But I really wasn’t interested in any of those kind of frills—actually, for the most part, that kind of thing drives me mad. I don’t know why, but I just wanted to sit across from Dad at some fancy table watching him spend more money than he had.
You should have seen the guy when he showed up at my apartment. The most perverted minds at Kodak couldn’t concoct such a reunion. I buzz him up, open the door, and you just should have seen the guy standing there on the other side.
I mean, Dad started going gray when he was around twenty, but now his whole head was gray. There probably wasn’t one of his signature greasy jet-black hairs left. And his moustache—he had shaved it off. So he didn’t really look like himself anymore. This was sad. Dad was smiling, but his smile wasn’t the same, wasn’t his. I was used to seeing his moustache move when he smiled, like it was caught up in some breeze. Now he just had this thin upper lip. It was actually the exact shape as mine, if you want to know the truth.
And he had put on weight. Dad had a paunch now. This was a good thing, I guess, because Dad was always thin as hell when I knew him, like you’d give him a hug and your fingers got caught up in his ribcage. But it sort of upset me too, in this funny way. Looking at him, at this slightly over-weight, smiling, gray-haired guy about to enter my apartment, you came to only one conclusion: that this guy was a bona fide father. He had the look down. The whole time I knew him, he always came off just like some guy, a kind of warm, lost, skinny guy with a moustache and a car you were amazed could actually move. I mean, his eyes were still watery, still all cracked with a little pink, but really he just looked like someone who had to pick up the kids at noon. Someone who’d pick them up on time even. It was almost embarrassing.

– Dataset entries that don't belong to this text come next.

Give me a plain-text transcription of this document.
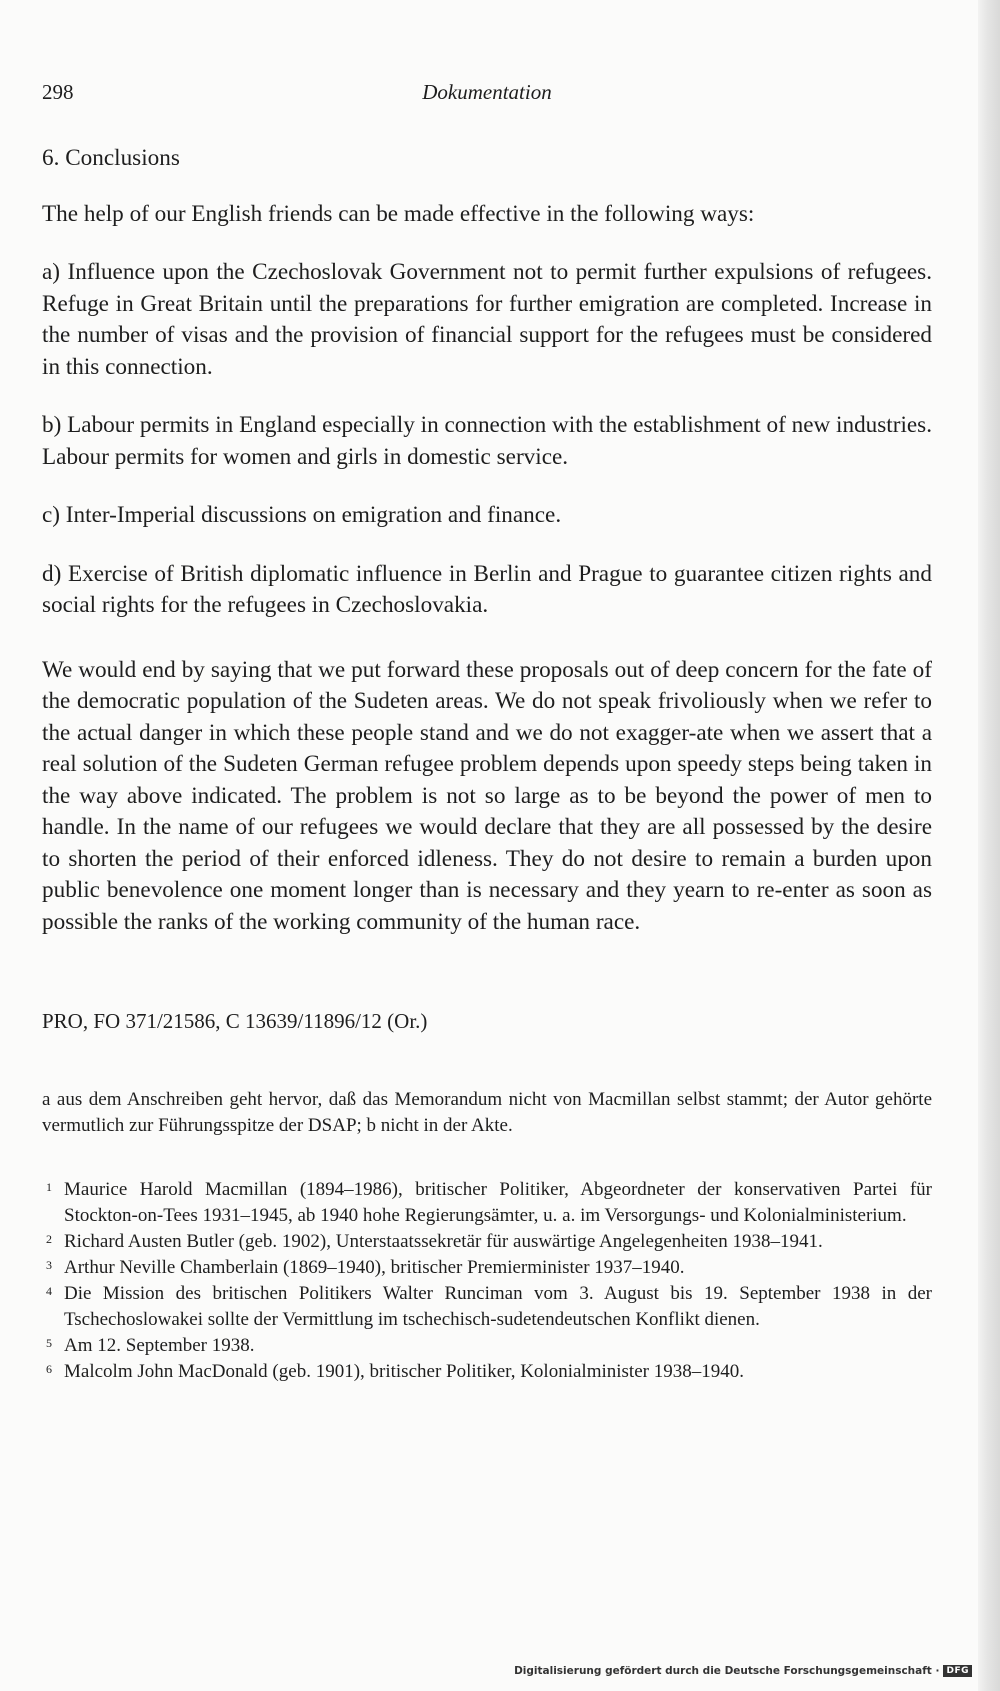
298	Dokumentation

6. Conclusions

The help of our English friends can be made effective in the following ways:

a) Influence upon the Czechoslovak Government not to permit further expulsions of refugees. Refuge in Great Britain until the preparations for further emigration are completed. Increase in the number of visas and the provision of financial support for the refugees must be considered in this connection.

b) Labour permits in England especially in connection with the establishment of new industries. Labour permits for women and girls in domestic service.

c) Inter-Imperial discussions on emigration and finance.

d) Exercise of British diplomatic influence in Berlin and Prague to guarantee citizen rights and social rights for the refugees in Czechoslovakia.

We would end by saying that we put forward these proposals out of deep concern for the fate of the democratic population of the Sudeten areas. We do not speak frivoliously when we refer to the actual danger in which these people stand and we do not exagger-ate when we assert that a real solution of the Sudeten German refugee problem depends upon speedy steps being taken in the way above indicated. The problem is not so large as to be beyond the power of men to handle. In the name of our refugees we would declare that they are all possessed by the desire to shorten the period of their enforced idleness. They do not desire to remain a burden upon public benevolence one moment longer than is necessary and they yearn to re-enter as soon as possible the ranks of the working community of the human race.

PRO, FO 371/21586, C 13639/11896/12 (Or.)
a aus dem Anschreiben geht hervor, daß das Memorandum nicht von Macmillan selbst stammt; der Autor gehörte vermutlich zur Führungsspitze der DSAP; b nicht in der Akte.
1 Maurice Harold Macmillan (1894–1986), britischer Politiker, Abgeordneter der konservativen Partei für Stockton-on-Tees 1931–1945, ab 1940 hohe Regierungsämter, u. a. im Versorgungs- und Kolonialministerium.
2 Richard Austen Butler (geb. 1902), Unterstaatssekretär für auswärtige Angelegenheiten 1938–1941.
3 Arthur Neville Chamberlain (1869–1940), britischer Premierminister 1937–1940.
4 Die Mission des britischen Politikers Walter Runciman vom 3. August bis 19. September 1938 in der Tschechoslowakei sollte der Vermittlung im tschechisch-sudetendeutschen Konflikt dienen.
5 Am 12. September 1938.
6 Malcolm John MacDonald (geb. 1901), britischer Politiker, Kolonialminister 1938–1940.
Digitalisierung gefördert durch die Deutsche Forschungsgemeinschaft · DFG
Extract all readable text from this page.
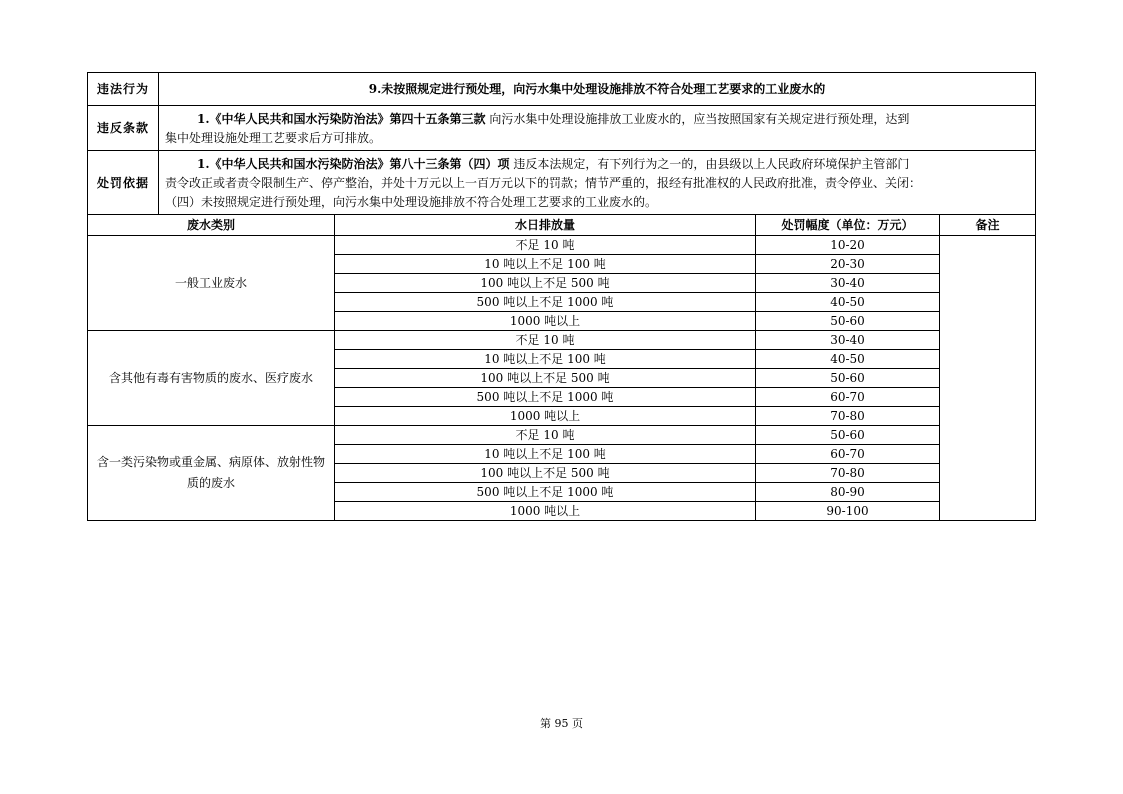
违法行为	9.未按照规定进行预处理，向污水集中处理设施排放不符合处理工艺要求的工业废水的			
违反条款	1.《中华人民共和国水污染防治法》第四十五条第三款 向污水集中处理设施排放工业废水的，应当按照国家有关规定进行预处理，达到
集中处理设施处理工艺要求后方可排放。			

处罚依据	1.《中华人民共和国水污染防治法》第八十三条第（四）项 违反本法规定，有下列行为之一的，由县级以上人民政府环境保护主管部门
责令改正或者责令限制生产、停产整治，并处十万元以上一百万元以下的罚款；情节严重的，报经有批准权的人民政府批准，责令停业、关闭：
（四）未按照规定进行预处理，向污水集中处理设施排放不符合处理工艺要求的工业废水的。			

废水类别		水日排放量	处罚幅度（单位：万元）	备注
一般工业废水		不足 10 吨	10-20	
		10 吨以上不足 100 吨	20-30	
		100 吨以上不足 500 吨	30-40	
		500 吨以上不足 1000 吨	40-50	
		1000 吨以上	50-60	
含其他有毒有害物质的废水、医疗废水		不足 10 吨	30-40	
		10 吨以上不足 100 吨	40-50	
		100 吨以上不足 500 吨	50-60	
		500 吨以上不足 1000 吨	60-70	
		1000 吨以上	70-80	
含一类污染物或重金属、病原体、放射性物质的废水		不足 10 吨	50-60	
		10 吨以上不足 100 吨	60-70	
		100 吨以上不足 500 吨	70-80	
		500 吨以上不足 1000 吨	80-90	
		1000 吨以上	90-100	
第 95 页
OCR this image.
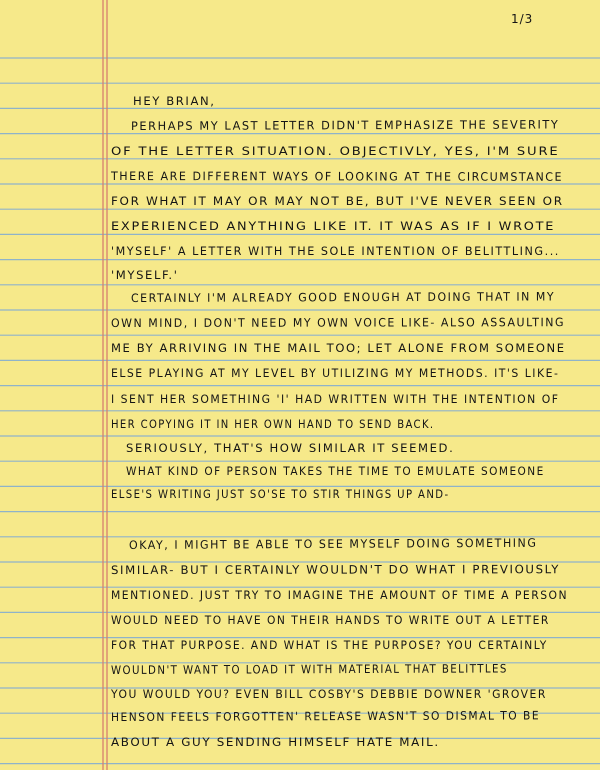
1/3
HEY BRIAN,
PERHAPS MY LAST LETTER DIDN'T EMPHASIZE THE SEVERITY
OF THE LETTER SITUATION. OBJECTIVLY, YES, I'M SURE
THERE ARE DIFFERENT WAYS OF LOOKING AT THE CIRCUMSTANCE
FOR WHAT IT MAY OR MAY NOT BE, BUT I'VE NEVER SEEN OR
EXPERIENCED ANYTHING LIKE IT. IT WAS AS IF I WROTE
'MYSELF' A LETTER WITH THE SOLE INTENTION OF BELITTLING...
'MYSELF.'
CERTAINLY I'M ALREADY GOOD ENOUGH AT DOING THAT IN MY
OWN MIND, I DON'T NEED MY OWN VOICE LIKE- ALSO ASSAULTING
ME BY ARRIVING IN THE MAIL TOO; LET ALONE FROM SOMEONE
ELSE PLAYING AT MY LEVEL BY UTILIZING MY METHODS. IT'S LIKE-
I SENT HER SOMETHING 'I' HAD WRITTEN WITH THE INTENTION OF
HER COPYING IT IN HER OWN HAND TO SEND BACK.
SERIOUSLY, THAT'S HOW SIMILAR IT SEEMED.
WHAT KIND OF PERSON TAKES THE TIME TO EMULATE SOMEONE
ELSE'S WRITING JUST SO'SE TO STIR THINGS UP AND-
OKAY, I MIGHT BE ABLE TO SEE MYSELF DOING SOMETHING
SIMILAR- BUT I CERTAINLY WOULDN'T DO WHAT I PREVIOUSLY
MENTIONED. JUST TRY TO IMAGINE THE AMOUNT OF TIME A PERSON
WOULD NEED TO HAVE ON THEIR HANDS TO WRITE OUT A LETTER
FOR THAT PURPOSE. AND WHAT IS THE PURPOSE? YOU CERTAINLY
WOULDN'T WANT TO LOAD IT WITH MATERIAL THAT BELITTLES
YOU WOULD YOU? EVEN BILL COSBY'S DEBBIE DOWNER 'GROVER
HENSON FEELS FORGOTTEN' RELEASE WASN'T SO DISMAL TO BE
ABOUT A GUY SENDING HIMSELF HATE MAIL.
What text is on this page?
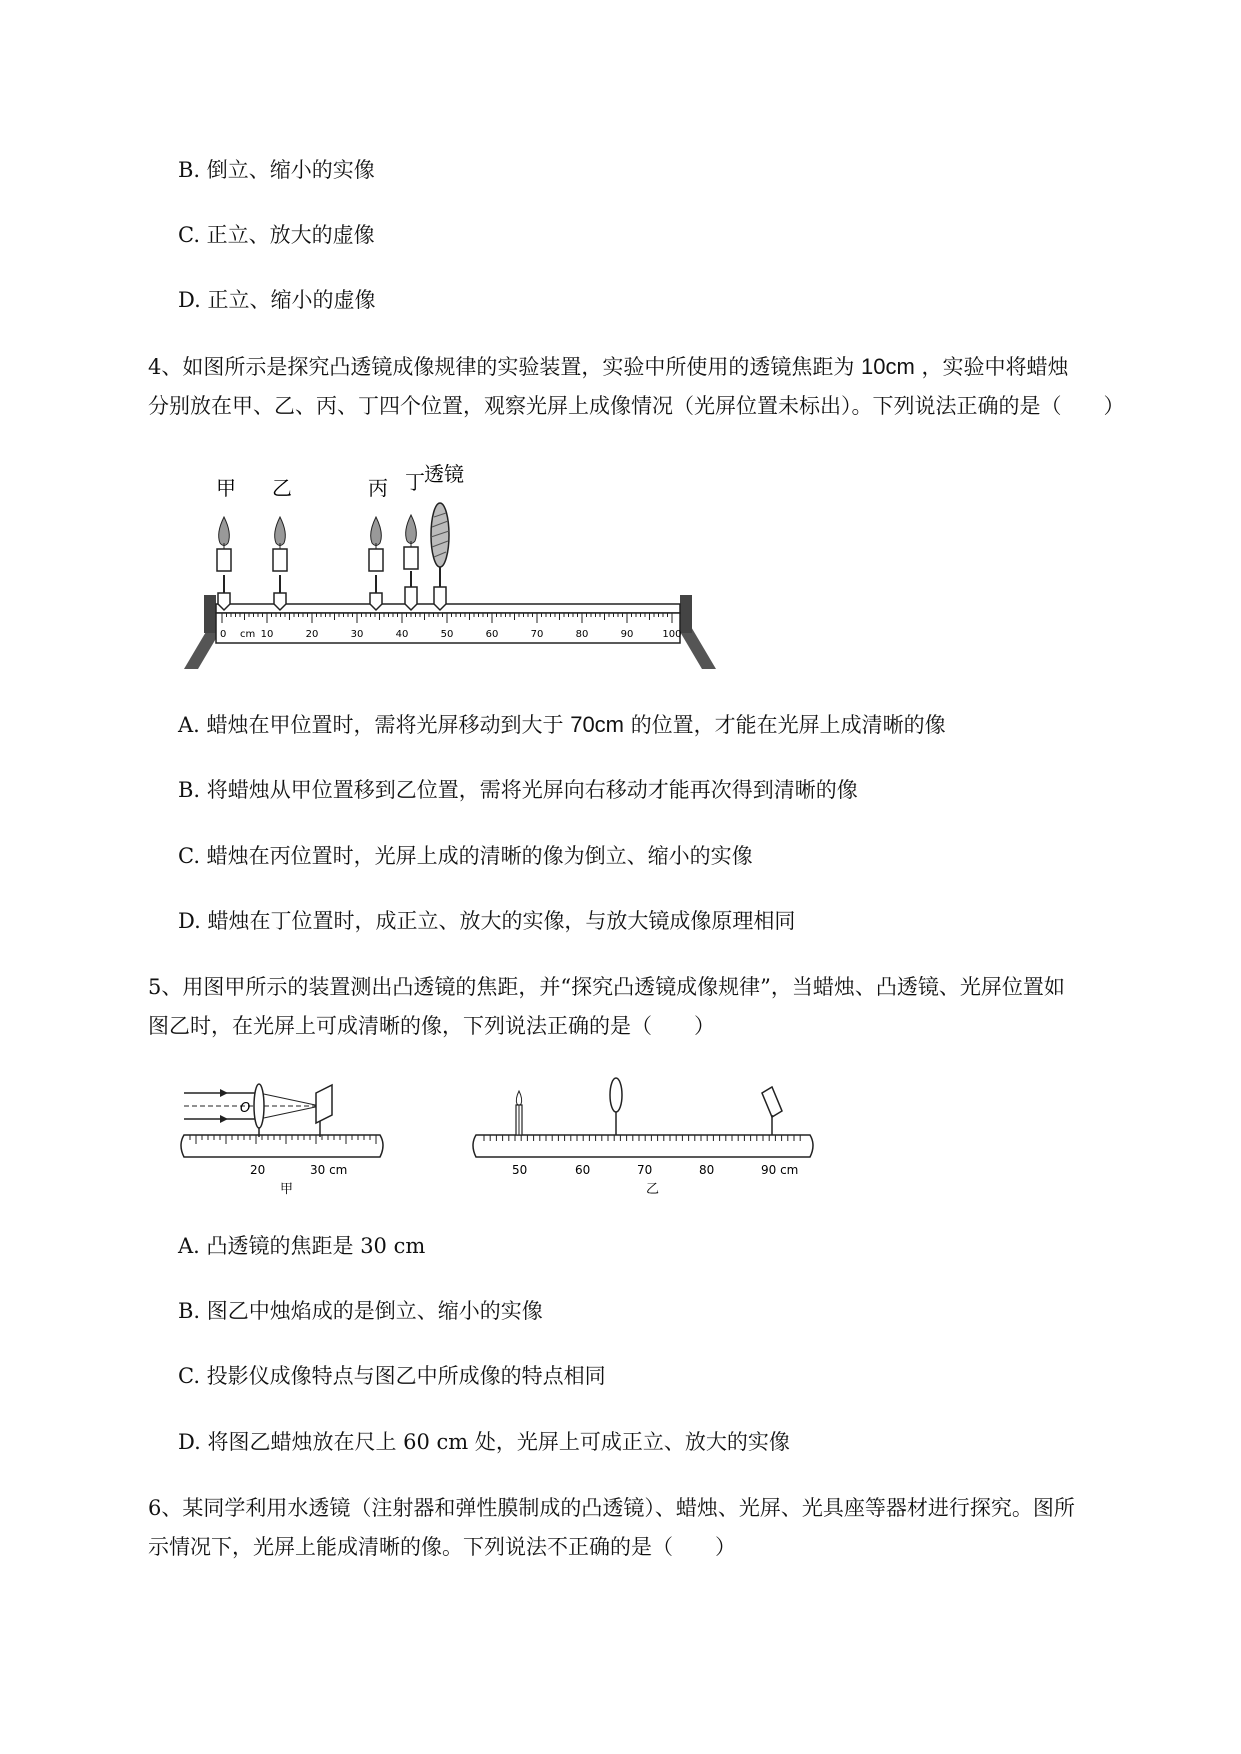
B. 倒立、缩小的实像
C. 正立、放大的虚像
D. 正立、缩小的虚像
4、如图所示是探究凸透镜成像规律的实验装置，实验中所使用的透镜焦距为 10cm ，实验中将蜡烛
分别放在甲、乙、丙、丁四个位置，观察光屏上成像情况（光屏位置未标出）。下列说法正确的是（　　）
10	20	30	40	50	60	70	80	90	100
0 cm
甲 乙	丙 丁 透镜
A. 蜡烛在甲位置时，需将光屏移动到大于 70cm 的位置，才能在光屏上成清晰的像
B. 将蜡烛从甲位置移到乙位置，需将光屏向右移动才能再次得到清晰的像
C. 蜡烛在丙位置时，光屏上成的清晰的像为倒立、缩小的实像
D. 蜡烛在丁位置时，成正立、放大的实像，与放大镜成像原理相同
5、用图甲所示的装置测出凸透镜的焦距，并“探究凸透镜成像规律”，当蜡烛、凸透镜、光屏位置如
图乙时，在光屏上可成清晰的像，下列说法正确的是（　　）
O
20	30 cm
甲
50	60	70	80	90 cm
乙
A. 凸透镜的焦距是 30 cm
B. 图乙中烛焰成的是倒立、缩小的实像
C. 投影仪成像特点与图乙中所成像的特点相同
D. 将图乙蜡烛放在尺上 60 cm 处，光屏上可成正立、放大的实像
6、某同学利用水透镜（注射器和弹性膜制成的凸透镜）、蜡烛、光屏、光具座等器材进行探究。图所
示情况下，光屏上能成清晰的像。下列说法不正确的是（　　）
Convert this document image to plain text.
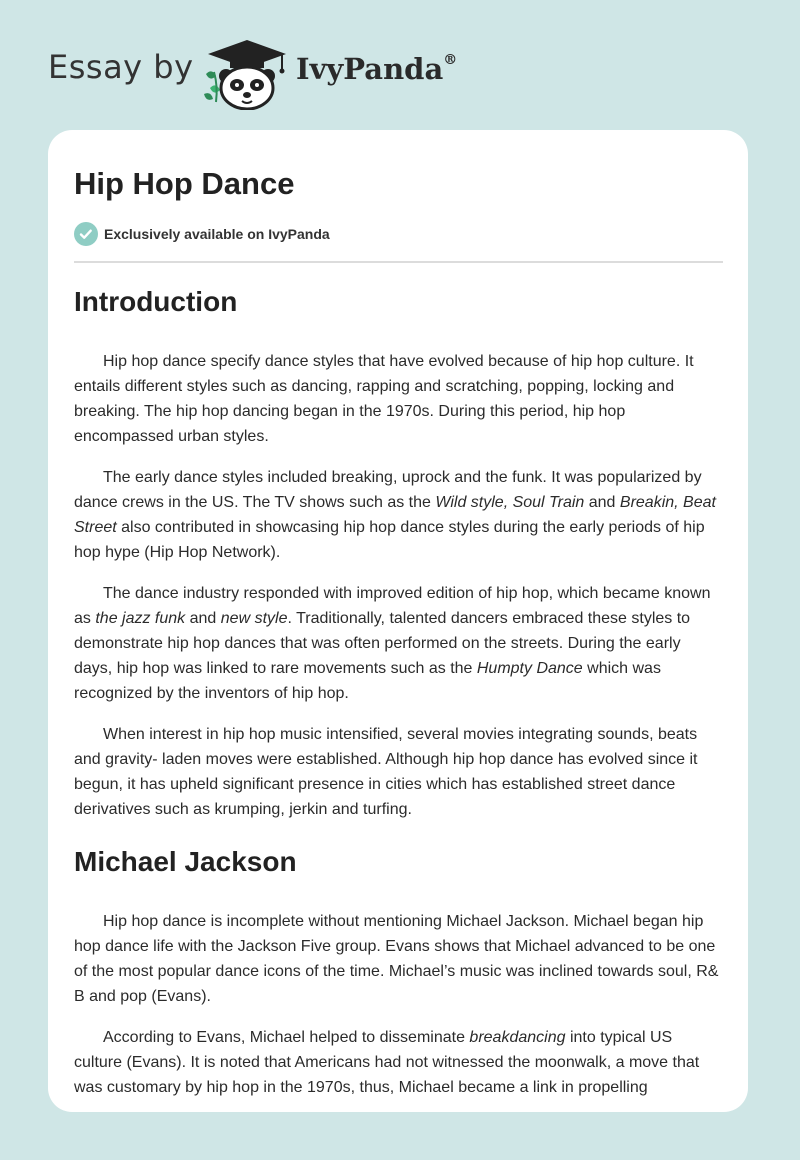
Essay by	IvyPanda®
Hip Hop Dance
Exclusively available on IvyPanda
Introduction

Hip hop dance specify dance styles that have evolved because of hip hop culture. It entails different styles such as dancing, rapping and scratching, popping, locking and breaking. The hip hop dancing began in the 1970s. During this period, hip hop encompassed urban styles.

The early dance styles included breaking, uprock and the funk. It was popularized by dance crews in the US. The TV shows such as the Wild style, Soul Train and Breakin, Beat Street also contributed in showcasing hip hop dance styles during the early periods of hip hop hype (Hip Hop Network).

The dance industry responded with improved edition of hip hop, which became known as the jazz funk and new style. Traditionally, talented dancers embraced these styles to demonstrate hip hop dances that was often performed on the streets. During the early days, hip hop was linked to rare movements such as the Humpty Dance which was recognized by the inventors of hip hop.

When interest in hip hop music intensified, several movies integrating sounds, beats and gravity- laden moves were established. Although hip hop dance has evolved since it begun, it has upheld significant presence in cities which has established street dance derivatives such as krumping, jerkin and turfing.

Michael Jackson

Hip hop dance is incomplete without mentioning Michael Jackson. Michael began hip hop dance life with the Jackson Five group. Evans shows that Michael advanced to be one of the most popular dance icons of the time. Michael’s music was inclined towards soul, R& B and pop (Evans).

According to Evans, Michael helped to disseminate breakdancing into typical US culture (Evans). It is noted that Americans had not witnessed the moonwalk, a move that was customary by hip hop in the 1970s, thus, Michael became a link in propelling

To be honest, there was this kind of idealistic part of me that was entertaining the notion—had been entertaining it for some time—that I’d open up the door, and me and Dad would give each other this big old hug. You know, like he’d be whispering something poignant in my ear, I’d be telling him I know, I know, he’d be patting my back all tough guy, all that stuff.
But it wasn’t like that at all.
He just stood there. That’s what he was doing right now, just looking at me blankly, like I was some fascinating zoo animal that he’d heard about but never believed really existed. I was a platypus or whatever, a puffin. This didn’t upset me, though. I always figured it must’ve been weird for Dad, seeing me once every few years, how fast I changed. I mean, for me he was just like a middle-aged guy getting a little more middle-aged, but to him I was a completely different person every time. You could see it in his eyes, how it wasn’t really sinking in that this person he was looking at was still actually his son. I felt a little guilty.
But whatever—I come up with idealistic notions like that everyday, mainly with strangers. Like take every good-looking girl I see—there’s a part of me that’s literally convinced she’s about to come over, tap me on the shoulder, and ask me right there to marry her. I’ll get so sure of this that I start fretting about the exact way I’m going to say yes, of course, darling, let’s go. But then the subway doors always close or whatever.
So Dad’s standing there, real still, just looking at me. It was awkward, to say the least. I really had to come up with something genius to say—
“You have no moustache,” I said. “Your moustache is gone.”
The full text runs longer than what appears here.